18 February 2009

Do what it says on the can

Pardon me while I take the opportunity to blow my own trumpet. I used to work for North Shropshire District Council. When I joined it was considered by the government's inspectorate to be one of the worst performing councils in the country. When I left it was considered to be one of the best. That was good news but not quite excellent news.

You see, though satisfying the Audit Commission is important, the real measure of success is satisfying the people the Council serves. The measure used across local councils in England is the question "How satisfied are you with the way the local authority runs things". You can, and I have, criticise this as a measure of customer satisfaction but it has the advantage of being standardised and widely understood.

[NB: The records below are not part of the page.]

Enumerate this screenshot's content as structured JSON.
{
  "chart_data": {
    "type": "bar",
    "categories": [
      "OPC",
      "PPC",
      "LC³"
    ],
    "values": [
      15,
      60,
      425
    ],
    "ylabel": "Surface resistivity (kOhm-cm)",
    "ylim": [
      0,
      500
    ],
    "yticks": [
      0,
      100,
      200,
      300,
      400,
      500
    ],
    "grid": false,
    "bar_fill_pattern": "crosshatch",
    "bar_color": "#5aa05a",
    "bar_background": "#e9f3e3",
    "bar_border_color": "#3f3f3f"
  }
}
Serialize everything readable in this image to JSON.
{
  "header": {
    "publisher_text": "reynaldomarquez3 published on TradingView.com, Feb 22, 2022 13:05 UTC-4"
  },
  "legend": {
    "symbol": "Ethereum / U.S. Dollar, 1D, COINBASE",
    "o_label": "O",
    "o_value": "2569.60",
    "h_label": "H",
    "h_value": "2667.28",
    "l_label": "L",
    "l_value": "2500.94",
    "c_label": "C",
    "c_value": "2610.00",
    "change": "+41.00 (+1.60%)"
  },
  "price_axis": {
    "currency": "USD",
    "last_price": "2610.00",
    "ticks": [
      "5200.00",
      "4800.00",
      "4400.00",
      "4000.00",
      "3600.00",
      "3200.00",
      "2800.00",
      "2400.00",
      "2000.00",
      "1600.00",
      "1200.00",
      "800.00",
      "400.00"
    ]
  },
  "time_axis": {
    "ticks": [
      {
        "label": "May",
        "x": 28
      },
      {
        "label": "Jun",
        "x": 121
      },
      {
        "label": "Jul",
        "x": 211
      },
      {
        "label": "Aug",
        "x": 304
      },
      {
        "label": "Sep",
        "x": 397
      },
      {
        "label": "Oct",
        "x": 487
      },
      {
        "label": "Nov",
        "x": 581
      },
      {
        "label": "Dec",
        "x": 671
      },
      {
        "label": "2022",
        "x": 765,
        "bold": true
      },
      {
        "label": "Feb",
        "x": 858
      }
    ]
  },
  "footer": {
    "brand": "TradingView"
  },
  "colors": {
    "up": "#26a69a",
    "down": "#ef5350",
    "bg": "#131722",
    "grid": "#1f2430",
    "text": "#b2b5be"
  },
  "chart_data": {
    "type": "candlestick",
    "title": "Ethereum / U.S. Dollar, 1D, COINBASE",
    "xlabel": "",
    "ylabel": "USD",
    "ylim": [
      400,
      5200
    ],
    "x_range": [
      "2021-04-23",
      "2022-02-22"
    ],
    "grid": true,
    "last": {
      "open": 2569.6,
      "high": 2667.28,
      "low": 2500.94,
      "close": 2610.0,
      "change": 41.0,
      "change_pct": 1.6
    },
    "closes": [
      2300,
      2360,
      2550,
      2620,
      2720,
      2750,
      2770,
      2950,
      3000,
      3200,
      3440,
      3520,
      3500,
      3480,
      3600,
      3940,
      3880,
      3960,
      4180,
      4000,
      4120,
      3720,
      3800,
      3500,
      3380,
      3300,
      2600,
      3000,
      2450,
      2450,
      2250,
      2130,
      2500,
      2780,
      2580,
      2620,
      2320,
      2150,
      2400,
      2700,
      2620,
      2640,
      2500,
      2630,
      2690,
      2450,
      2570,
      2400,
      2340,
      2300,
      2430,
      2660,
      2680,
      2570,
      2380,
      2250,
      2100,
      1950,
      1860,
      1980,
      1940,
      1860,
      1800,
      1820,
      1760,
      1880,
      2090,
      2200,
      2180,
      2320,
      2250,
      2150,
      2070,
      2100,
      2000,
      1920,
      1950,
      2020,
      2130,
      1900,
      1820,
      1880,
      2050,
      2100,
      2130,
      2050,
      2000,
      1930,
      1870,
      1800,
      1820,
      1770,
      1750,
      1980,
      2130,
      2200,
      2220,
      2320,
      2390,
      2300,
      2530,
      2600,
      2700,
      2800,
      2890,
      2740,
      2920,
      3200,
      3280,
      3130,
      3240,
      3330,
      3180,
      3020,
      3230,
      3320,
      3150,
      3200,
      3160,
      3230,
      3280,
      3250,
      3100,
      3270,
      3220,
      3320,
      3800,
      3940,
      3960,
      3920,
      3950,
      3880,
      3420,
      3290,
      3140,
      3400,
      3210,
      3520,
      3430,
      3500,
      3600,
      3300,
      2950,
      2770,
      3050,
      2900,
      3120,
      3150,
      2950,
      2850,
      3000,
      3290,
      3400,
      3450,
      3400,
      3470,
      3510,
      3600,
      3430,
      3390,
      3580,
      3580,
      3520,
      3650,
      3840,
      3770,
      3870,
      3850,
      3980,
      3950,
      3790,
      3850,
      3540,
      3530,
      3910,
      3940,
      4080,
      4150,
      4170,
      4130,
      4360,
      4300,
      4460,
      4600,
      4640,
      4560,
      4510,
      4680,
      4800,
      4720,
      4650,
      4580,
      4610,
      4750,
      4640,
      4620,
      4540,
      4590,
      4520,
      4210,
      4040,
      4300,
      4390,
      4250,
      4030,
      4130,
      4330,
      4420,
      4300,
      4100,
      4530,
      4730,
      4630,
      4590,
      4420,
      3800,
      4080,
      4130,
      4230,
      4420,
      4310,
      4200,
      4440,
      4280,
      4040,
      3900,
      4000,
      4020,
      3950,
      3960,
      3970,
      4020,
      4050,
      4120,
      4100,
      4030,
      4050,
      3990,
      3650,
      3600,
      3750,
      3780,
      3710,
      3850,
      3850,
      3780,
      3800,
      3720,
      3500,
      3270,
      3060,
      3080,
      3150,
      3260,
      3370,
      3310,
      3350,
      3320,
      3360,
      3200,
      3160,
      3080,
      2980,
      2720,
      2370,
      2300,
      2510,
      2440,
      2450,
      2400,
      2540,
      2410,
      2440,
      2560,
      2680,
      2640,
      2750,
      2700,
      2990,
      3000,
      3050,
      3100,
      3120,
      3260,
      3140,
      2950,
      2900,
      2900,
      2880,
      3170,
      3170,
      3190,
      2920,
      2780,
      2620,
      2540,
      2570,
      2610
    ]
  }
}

In 2005 only 46% of the people we served were satisfied with the way we ran things. By 2007 we had moved that to 54%: an eight point increase at a time when satisfaction was tending to decline. We were pleased with the progress but it still compared badly with other district councils (half of the district councils in the country have satisfaction ratings of 55% or above). 

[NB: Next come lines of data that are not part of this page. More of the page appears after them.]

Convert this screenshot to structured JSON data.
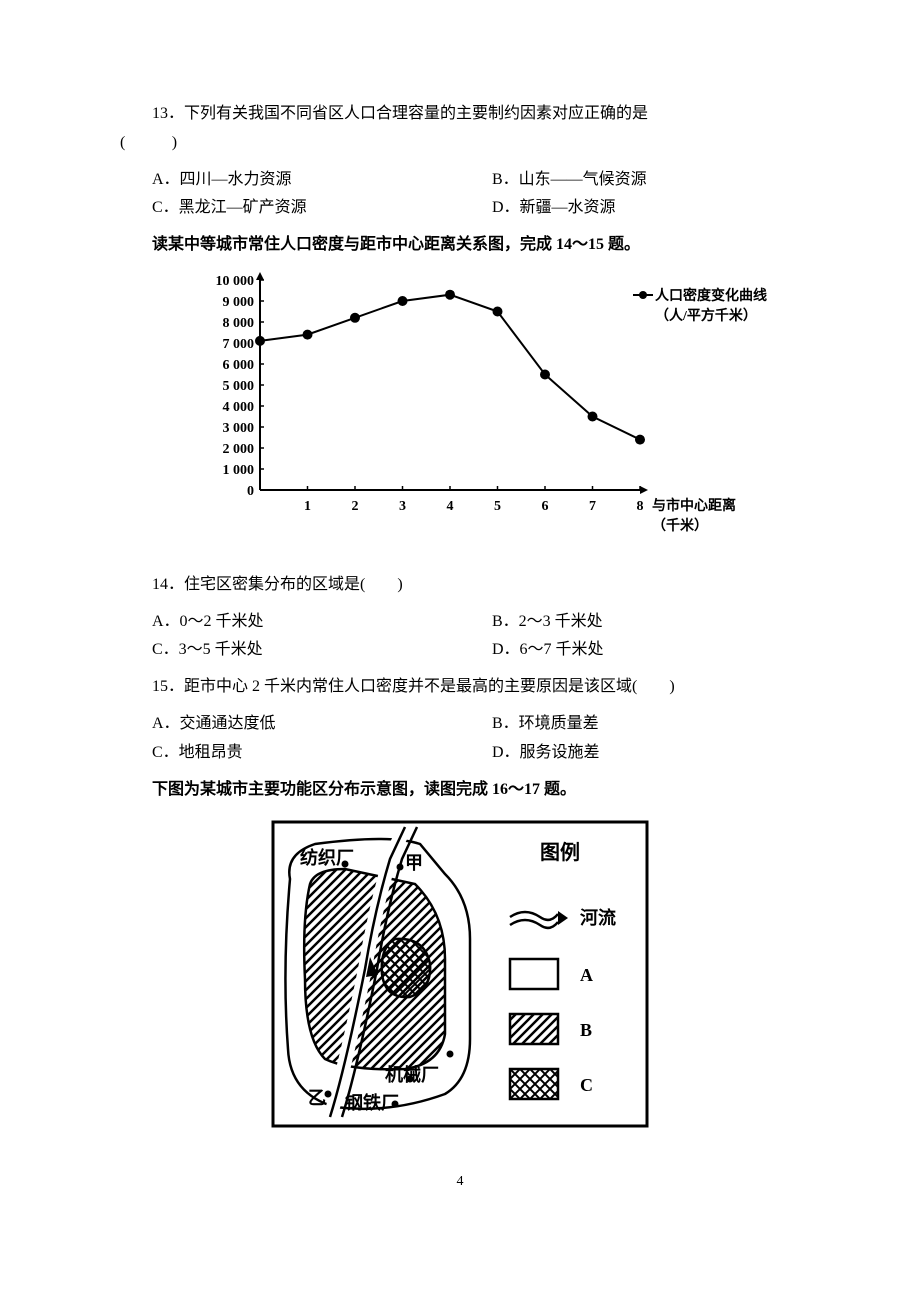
{
  "q13": {
    "text": "13．下列有关我国不同省区人口合理容量的主要制约因素对应正确的是",
    "paren": "(　　)",
    "options": {
      "a": "A．四川—水力资源",
      "b": "B．山东——气候资源",
      "c": "C．黑龙江—矿产资源",
      "d": "D．新疆—水资源"
    }
  },
  "intro1": "读某中等城市常住人口密度与距市中心距离关系图，完成 14～15 题。",
  "chart": {
    "type": "line",
    "legend": "人口密度变化曲线",
    "legend_unit": "（人/平方千米）",
    "xlabel": "与市中心距离",
    "xlabel_unit": "（千米）",
    "ylim": [
      0,
      10000
    ],
    "ytick_step": 1000,
    "yticks": [
      "0",
      "1 000",
      "2 000",
      "3 000",
      "4 000",
      "5 000",
      "6 000",
      "7 000",
      "8 000",
      "9 000",
      "10 000"
    ],
    "xticks": [
      "1",
      "2",
      "3",
      "4",
      "5",
      "6",
      "7",
      "8"
    ],
    "data_x": [
      0,
      1,
      2,
      3,
      4,
      5,
      6,
      7,
      8
    ],
    "data_y": [
      7100,
      7400,
      8200,
      9000,
      9300,
      8500,
      5500,
      3500,
      2400
    ],
    "line_color": "#000000",
    "line_width": 2,
    "marker": "circle",
    "marker_size": 5,
    "background_color": "#ffffff",
    "axis_color": "#000000",
    "font_size": 14
  },
  "q14": {
    "text": "14．住宅区密集分布的区域是(　　)",
    "options": {
      "a": "A．0～2 千米处",
      "b": "B．2～3 千米处",
      "c": "C．3～5 千米处",
      "d": "D．6～7 千米处"
    }
  },
  "q15": {
    "text": "15．距市中心 2 千米内常住人口密度并不是最高的主要原因是该区域(　　)",
    "options": {
      "a": "A．交通通达度低",
      "b": "B．环境质量差",
      "c": "C．地租昂贵",
      "d": "D．服务设施差"
    }
  },
  "intro2": "下图为某城市主要功能区分布示意图，读图完成 16～17 题。",
  "map": {
    "type": "diagram",
    "border_color": "#000000",
    "border_width": 3,
    "background_color": "#ffffff",
    "labels": {
      "textile": "纺织厂",
      "jia": "甲",
      "yi": "乙",
      "machinery": "机械厂",
      "steel": "钢铁厂",
      "legend_title": "图例",
      "river": "河流",
      "a": "A",
      "b": "B",
      "c": "C"
    },
    "font_size": 18,
    "font_weight": "bold"
  },
  "page_number": "4"
}
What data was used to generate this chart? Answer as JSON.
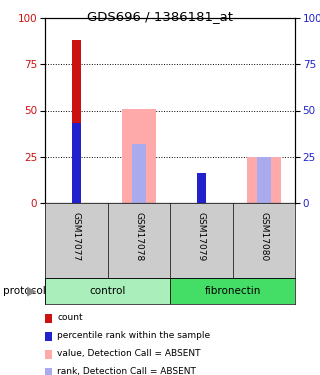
{
  "title": "GDS696 / 1386181_at",
  "samples": [
    "GSM17077",
    "GSM17078",
    "GSM17079",
    "GSM17080"
  ],
  "red_bars": [
    88,
    0,
    15,
    0
  ],
  "blue_bars": [
    43,
    0,
    16,
    0
  ],
  "pink_bars": [
    0,
    51,
    0,
    25
  ],
  "lightblue_bars": [
    0,
    32,
    0,
    25
  ],
  "ylim": [
    0,
    100
  ],
  "yticks": [
    0,
    25,
    50,
    75,
    100
  ],
  "color_red": "#cc1111",
  "color_blue": "#2222cc",
  "color_pink": "#ffaaaa",
  "color_lightblue": "#aaaaee",
  "color_control": "#aaeebb",
  "color_fibronectin": "#44dd66",
  "color_gray_bg": "#cccccc",
  "legend_items": [
    {
      "label": "count",
      "color": "#cc1111"
    },
    {
      "label": "percentile rank within the sample",
      "color": "#2222cc"
    },
    {
      "label": "value, Detection Call = ABSENT",
      "color": "#ffaaaa"
    },
    {
      "label": "rank, Detection Call = ABSENT",
      "color": "#aaaaee"
    }
  ]
}
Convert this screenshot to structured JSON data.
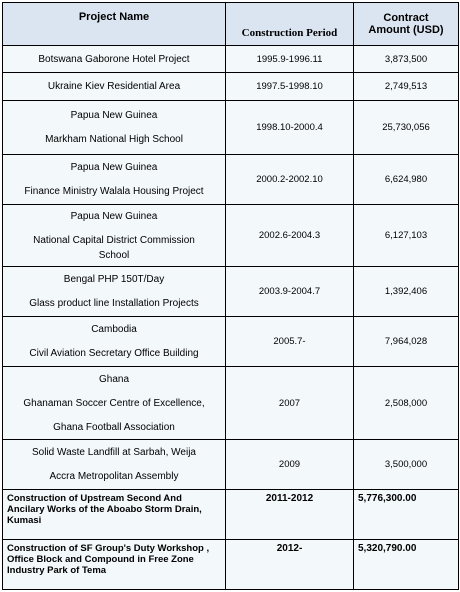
{
  "headers": {
    "project_name": "Project Name",
    "construction_period": "Construction Period",
    "contract_amount_line1": "Contract",
    "contract_amount_line2": "Amount (USD)"
  },
  "rows": [
    {
      "name_lines": [
        "Botswana Gaborone Hotel Project"
      ],
      "period": "1995.9-1996.11",
      "amount": "3,873,500"
    },
    {
      "name_lines": [
        "Ukraine Kiev Residential Area"
      ],
      "period": "1997.5-1998.10",
      "amount": "2,749,513"
    },
    {
      "name_lines": [
        "Papua New Guinea",
        "Markham National High School"
      ],
      "period": "1998.10-2000.4",
      "amount": "25,730,056"
    },
    {
      "name_lines": [
        "Papua New Guinea",
        "Finance Ministry Walala Housing Project"
      ],
      "period": "2000.2-2002.10",
      "amount": "6,624,980"
    },
    {
      "name_lines": [
        "Papua New Guinea",
        "National Capital District Commission",
        "School"
      ],
      "period": "2002.6-2004.3",
      "amount": "6,127,103"
    },
    {
      "name_lines": [
        "Bengal PHP 150T/Day",
        "Glass product line Installation Projects"
      ],
      "period": "2003.9-2004.7",
      "amount": "1,392,406"
    },
    {
      "name_lines": [
        "Cambodia",
        "Civil Aviation Secretary Office Building"
      ],
      "period": "2005.7-",
      "amount": "7,964,028"
    },
    {
      "name_lines": [
        "Ghana",
        "Ghanaman Soccer Centre of Excellence,",
        "Ghana Football Association"
      ],
      "period": "2007",
      "amount": "2,508,000"
    },
    {
      "name_lines": [
        "Solid Waste Landfill at Sarbah, Weija",
        "Accra Metropolitan Assembly"
      ],
      "period": "2009",
      "amount": "3,500,000"
    },
    {
      "name_lines": [
        "Construction of Upstream Second And Ancilary Works of the Aboabo Storm Drain, Kumasi"
      ],
      "period": "2011-2012",
      "amount": "5,776,300.00"
    },
    {
      "name_lines": [
        "Construction of SF Group's Duty Workshop , Office Block and Compound in Free Zone Industry Park of Tema"
      ],
      "period": "2012-",
      "amount": "5,320,790.00"
    }
  ]
}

I've just been sent the satisfaction data for 2008 and now 61% of local residents are satisfied with the way the council runs things. That puts the council into the top band for district councils and means that satisfaction jumped a further 7 points in just one year.

So how did we do this? Well clearly we started providing better services, really good services actually. Councillors became much more confident in making and sticking to decisions. We set up a range of mechanisms to listen to the concerns of local people and businesses and we changed and adapted what we did in response to what they said. We were clear about how we were going to improve people's lives (and how we weren't) and we told people what we were up to. 

In short we used communications as a tool to improve the business. This is strategic communications. It isn't rocket science, you should be doing it, it does work and I can prove it.